You don’t own me


Si tiene que poseerme alguien prefiero mil veces que lo haga un espíritu maligno con hambre de destrucción a que lo hagas tú, no por la posesión en sí, que a los demonios es complicado resistirse, sino porque a lo mejor si deseas tenerme me descuido y lo consigues, pero en el momento en que te pertenezca ya me habrás perdido.
Se tienen cosas, pero las personas no somos objetos.
El amor no es eso.

No tengo miedo a quererte, pero sí lo tengo a que no sepas hacerlo, a que caigas en la trampa de creer que querer es hacer nudos, a que sientas mi necesidad de ser libre como una amenaza a tu seguridad, a que no puedas entender que puedo estar contigo todo el tiempo sin estar siempre a tu lado.

Me noto últimamente distante, escéptico quizá, pero es que miro esto del amor y no lo veo: tengo la sensación de que hay algo que se nos está escapando.

Cuando no entiendo las reglas del juego prefiero mirar cómo le va la partida al resto, y en esas estoy: mirando a uno y otro lado, con un reglamento de cien páginas delante y sin ganas de leer.

 

Lesley Gore – You don’t own me

I’m free and I love to be free.

Demons


Gastamos demasiada energía en crear demonios externos con tal de no afrontar la realidad de que los verdaderamente temibles son aquellos que llevamos dentro.
No es el hombre del saco quien nos impide ser felices, ni los vampiros, ni los zombis… Nosotros mismos creamos nuestros demonios como quien le pone ojos y brazos a Mr Potato, otorgándoles atributos que cogemos de la lista de nuestros peores miedos, con lo que nos parecen prácticamente invencibles.
¿Qué hacemos una vez los tenemos? ¿Luchar? No hombre no, eso sería demasiado complicado: lo que solemos hacer es esconderlos, guardarlos en algún lugar de nuestras entrañas al que jamás sabríamos llegar si nos preguntaran y dejar que nos vayan carcomiendo desde dentro, que es mucho más sencillo. ¿Es sano? Más bien no, pero fumamos, bebemos y abusamos de las grasas y los azúcares. Donde caben dos hábitos poco saludables caben tres, y como tres son dos más uno siempre hay sitio para un nuevo tercero donde cabían dos de los primeros tres, y así donde caben dos terminan cabiendo, a ver por cuántos vamos… veinte.
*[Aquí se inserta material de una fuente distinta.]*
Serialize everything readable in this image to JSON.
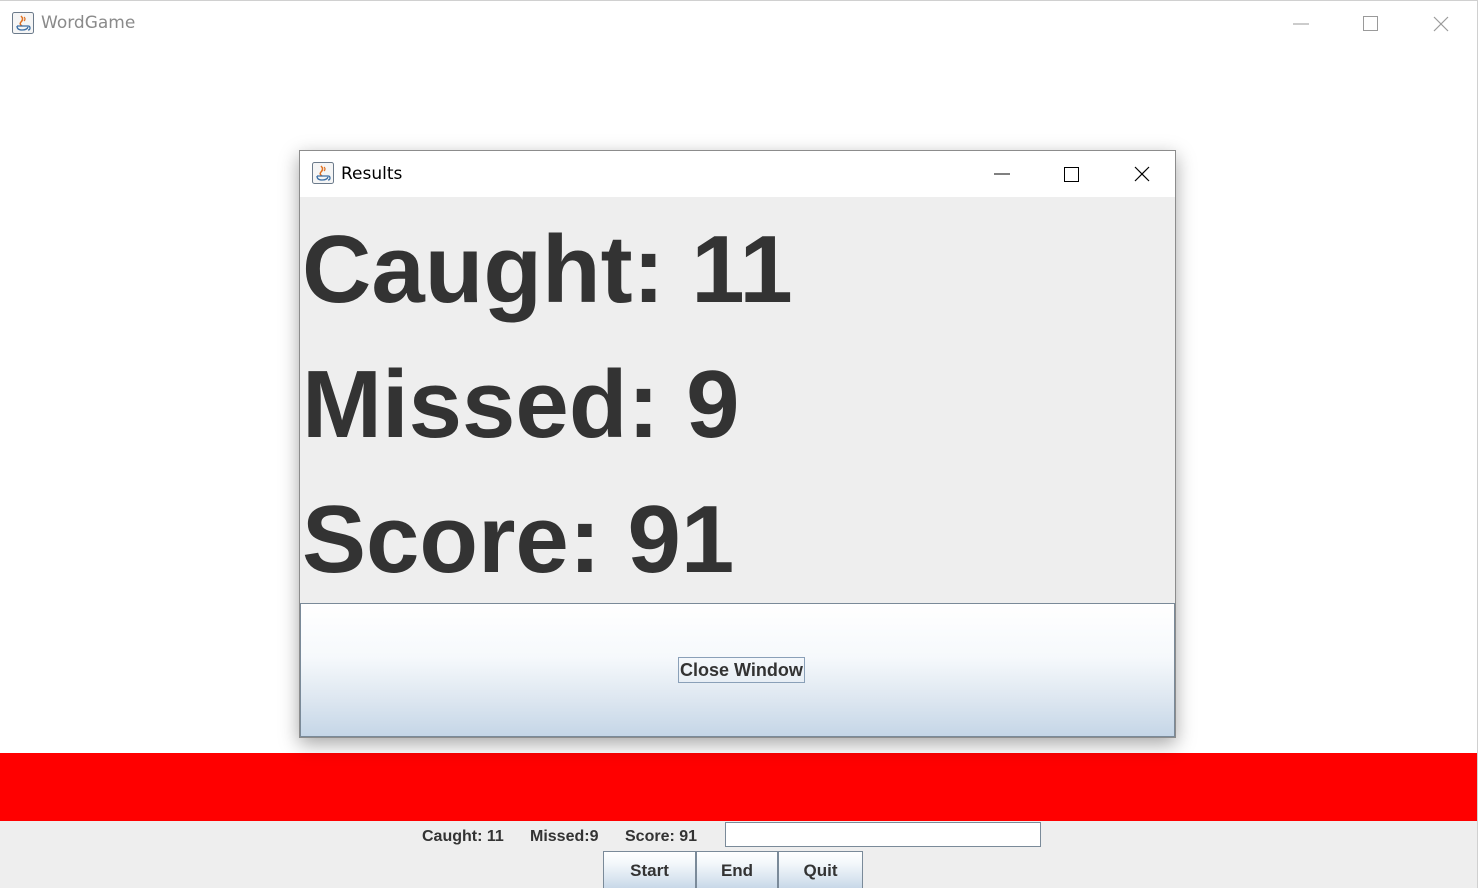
{
  "main_window": {
    "title": "WordGame"
  },
  "dialog": {
    "title": "Results",
    "caught": "Caught: 11",
    "missed": "Missed: 9",
    "score": "Score: 91",
    "close_button": "Close Window"
  },
  "status_bar": {
    "caught": "Caught: 11",
    "missed": "Missed:9",
    "score": "Score: 91",
    "input_value": ""
  },
  "buttons": {
    "start": "Start",
    "end": "End",
    "quit": "Quit"
  },
  "colors": {
    "danger_band": "#ff0000",
    "panel_bg": "#eeeeee",
    "text": "#333333"
  },
  "icons": [
    "java-icon",
    "minimize-icon",
    "maximize-icon",
    "close-icon"
  ]
}
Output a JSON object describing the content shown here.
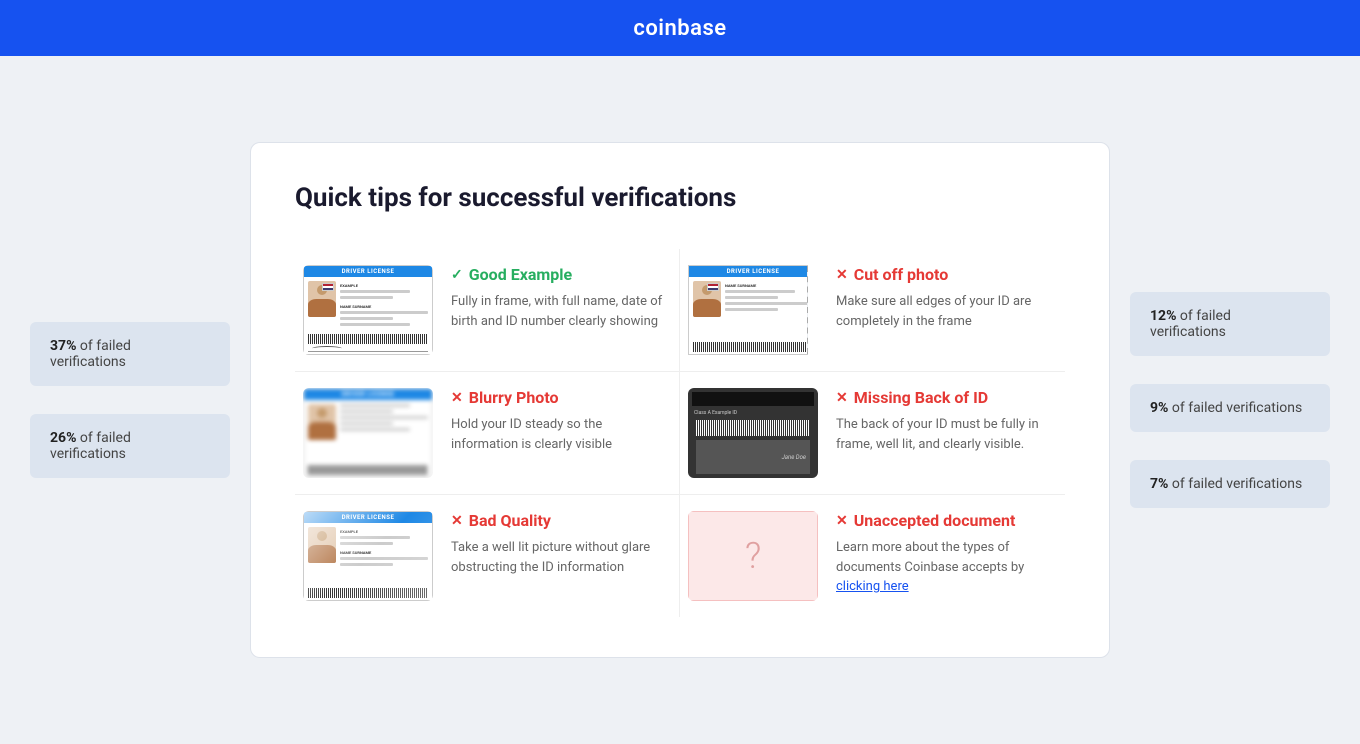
{
  "header": {
    "logo": "coinbase"
  },
  "page": {
    "title": "Quick tips for successful verifications"
  },
  "left_stats": [
    {
      "percent": "37%",
      "label": "of failed verifications"
    },
    {
      "percent": "26%",
      "label": "of failed verifications"
    }
  ],
  "right_stats": [
    {
      "percent": "12%",
      "label": "of failed verifications"
    },
    {
      "percent": "9%",
      "label": "of failed verifications"
    },
    {
      "percent": "7%",
      "label": "of failed verifications"
    }
  ],
  "examples": [
    {
      "id": "good-example",
      "type": "good",
      "icon": "✓",
      "title": "Good Example",
      "description": "Fully in frame, with full name, date of birth and ID number clearly showing"
    },
    {
      "id": "cut-off",
      "type": "bad",
      "icon": "✕",
      "title": "Cut off photo",
      "description": "Make sure all edges of your ID are completely in the frame"
    },
    {
      "id": "blurry",
      "type": "bad",
      "icon": "✕",
      "title": "Blurry Photo",
      "description": "Hold your ID steady so the information is clearly visible"
    },
    {
      "id": "missing-back",
      "type": "bad",
      "icon": "✕",
      "title": "Missing Back of ID",
      "description": "The back of your ID must be fully in frame, well lit, and clearly visible."
    },
    {
      "id": "bad-quality",
      "type": "bad",
      "icon": "✕",
      "title": "Bad Quality",
      "description": "Take a well lit picture without glare obstructing the ID information"
    },
    {
      "id": "unaccepted",
      "type": "bad",
      "icon": "✕",
      "title": "Unaccepted document",
      "description": "Learn more about the types of documents Coinbase accepts by",
      "link_text": "clicking here",
      "has_link": true
    }
  ]
}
Y subiendo.

Son nuestros demonios y no hay nadie más que pueda enfrentarse a ellos, porque están hechos a nuestra imagen y semejanza; y aquí podría tirar también del hilo y acabar metiéndome con algún dios, pero ahora estoy por otros temas.

Enhorabuena: has creado un nuevo demonio, el Ctrl + Z no funciona y ya no te caben más. Sé que no querías, pero ha llegado el momento: o explotas, lo cual nunca es agradable y yo no suelo recomendar a no ser que me caigas muy muy mal, o coges lo primero que tengas a mano que se parezca a un arma y bajas al sótano a luchar.
¿Como es mi demonio me lo como yo solo? Pues tampoco, hombre, que compartir es amor, y no hay nada que diga amor como presentarte en casa de un amigo a las tres de la mañana con tu bestia alada de tres ojos y siete cuernos que come bebés que lloran mucho (hasta aquí bien) y señores con barba. ¿Podrá matarla tu amigo? Por supuesto que no, pero eso no quiere decir que no pueda estar a tu lado en el proceso, porque una cosa es que a tus demonios tengas que vencerlos tú y otra muy diferente que tengas que hacerlo sin ayuda, que no eres Buffy.

Y al final todo esto es para decirte que sí, que todos la cagamos, pero sé fuerte, ¿vale?

Imagine Dragons – Demons

But with the beast inside there’s nowhere we can hide.